Shopping cart abandonment is not always a lost sale

Customer Management

Shopping cart abandonment is often understood by retailers as the end of the road with that visitor. According to Power Retail, trends suggest that more than $3 trillion worth of product sales could be lost in abandoned carts. However, what retailers need to understand, is that not all abandoned carts end up as a lost sale.

Understanding shopping abandonment

Although there are numerous reasons why customers wind up abandoning purchases at the last minute, there are a few common ones that affect multiple merchants.

One of the biggest causes of abandonment is simple forgetfulness. This can be a particular issue with big-ticket, high-cost items such as consumer electronics that typically require more time to make a decision. Most shoppers research and place an item into their cart, but before processing payment decide to take more time to weigh alternative options. The problem is that shoppers may actually forget to finalize the purchase – maybe a new product steals their attention, it is not longer needed, or they simply can’t make up their mind.

Another big cause of shopping cart abandonment is unforeseen costs. Customers may feel blindsided by last minute add-ons that retailers aren’t transparent about. For example, consider the addition of unforeseen shipping and handling fees. This can cause customers to think twice.

People like to make a purchase knowing they can always return goods with little to no hassle if they don’t get what they expected out of the purchase.

Finally, poor returns policies may also affect shopping cart abandonment rates. People like to make a purchase knowing they can always return goods with little to no hassle if they don’t get what they expected out of the purchase. Nonexistent or difficult return policies may encourage customers to look elsewhere at the last moment.

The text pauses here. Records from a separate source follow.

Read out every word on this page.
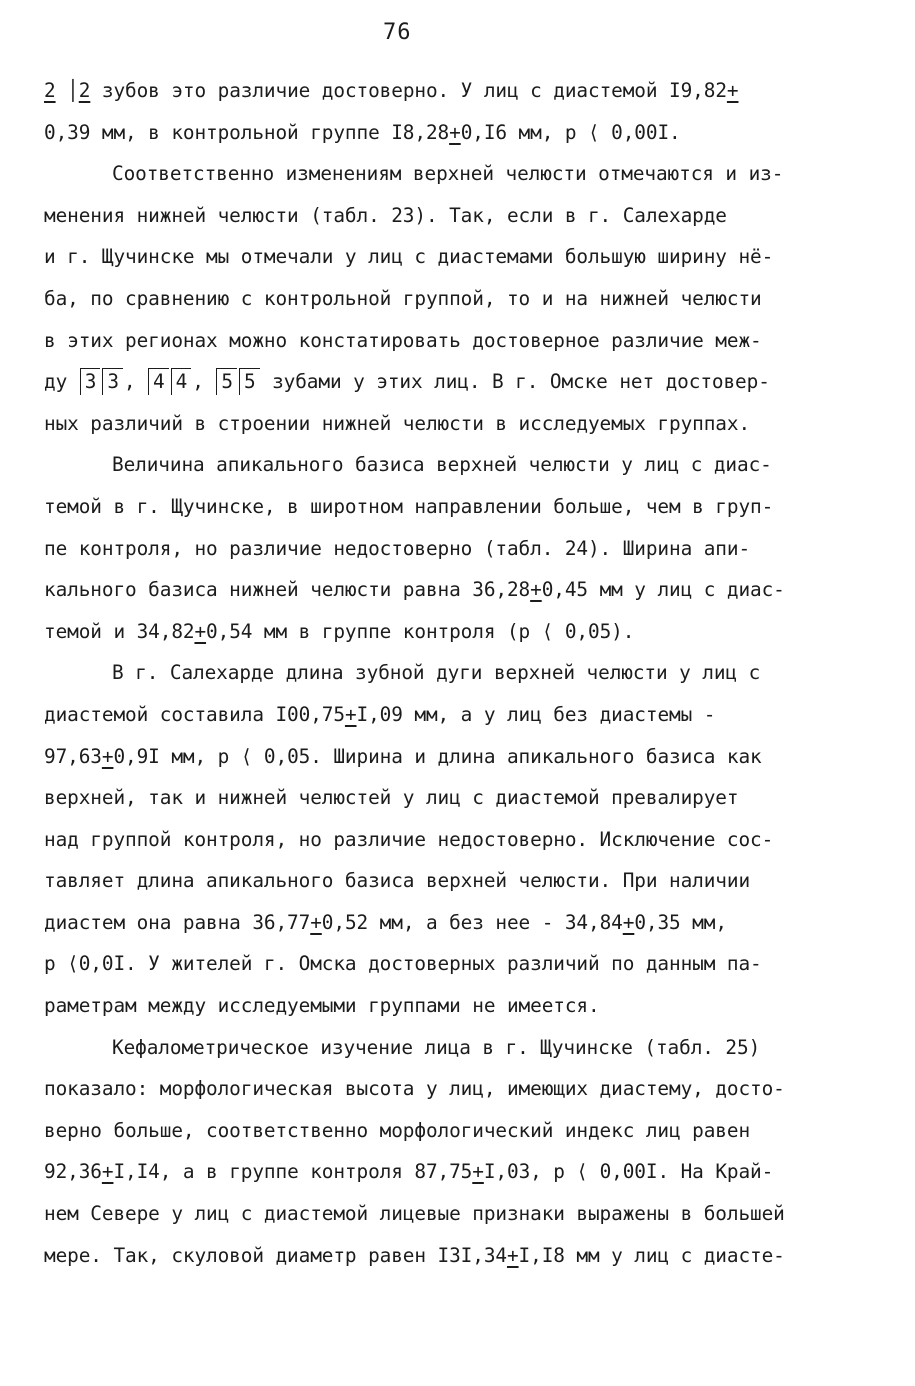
76
2 │2 зубов это различие достоверно. У лиц с диастемой I9,82+
0,39 мм, в контрольной группе I8,28+0,I6 мм, р ⟨ 0,00I.
Соответственно изменениям верхней челюсти отмечаются и из-
менения нижней челюсти (табл. 23). Так, если в г. Салехарде
и г. Щучинске мы отмечали у лиц с диастемами большую ширину нё-
ба, по сравнению с контрольной группой, то и на нижней челюсти
в этих регионах можно констатировать достоверное различие меж-
ду 3 3 , 4 4 , 5 5 зубами у этих лиц. В г. Омске нет достовер-
ных различий в строении нижней челюсти в исследуемых группах.
Величина апикального базиса верхней челюсти у лиц с диас-
темой в г. Щучинске, в широтном направлении больше, чем в груп-
пе контроля, но различие недостоверно (табл. 24). Ширина апи-
кального базиса нижней челюсти равна 36,28+0,45 мм у лиц с диас-
темой и 34,82+0,54 мм в группе контроля (р ⟨ 0,05).
В г. Салехарде длина зубной дуги верхней челюсти у лиц с
диастемой составила I00,75+I,09 мм, а у лиц без диастемы -
97,63+0,9I мм, р ⟨ 0,05. Ширина и длина апикального базиса как
верхней, так и нижней челюстей у лиц с диастемой превалирует
над группой контроля, но различие недостоверно. Исключение сос-
тавляет длина апикального базиса верхней челюсти. При наличии
диастем она равна 36,77+0,52 мм, а без нее - 34,84+0,35 мм,
р ⟨0,0I. У жителей г. Омска достоверных различий по данным па-
раметрам между исследуемыми группами не имеется.
Кефалометрическое изучение лица в г. Щучинске (табл. 25)
показало: морфологическая высота у лиц, имеющих диастему, досто-
верно больше, соответственно морфологический индекс лиц равен
92,36+I,I4, а в группе контроля 87,75+I,03, р ⟨ 0,00I. На Край-
нем Севере у лиц с диастемой лицевые признаки выражены в большей
мере. Так, скуловой диаметр равен I3I,34+I,I8 мм у лиц с диасте-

Of course, there may be other industry specific reasons behind shopping cart abandonment. Minted.com, an invitations and party decor store, recently offered visitors a 10% discount for completing a short survey upon exiting the site. The short survey is conducted after the visitor exits to avoid interrupting the shopping experience. The survey is used to gather data on why that visitor left the site without checking out. With good timing and an incentive, Minted will have a large volume of valuable insight that will help them make critical changes to improve check out rates.

Email: The king of rekindling interest

Merchants can utilize email as a gentle reminder to prospective buyers that a product is sitting in their shopping cart. Apple.com has been known to send a reminder email with a discounted offer on products left in a shopping cart for more than 7 days.

For some retail brands, a highly targeted email is all it takes. For example, merchants selling health and beauty products were able to generate a 67 percent open rate on emails reminding customers about a purchase. Although emails won’t sell every customer, they can be one of many significant tools for combating shopping cart abandonment.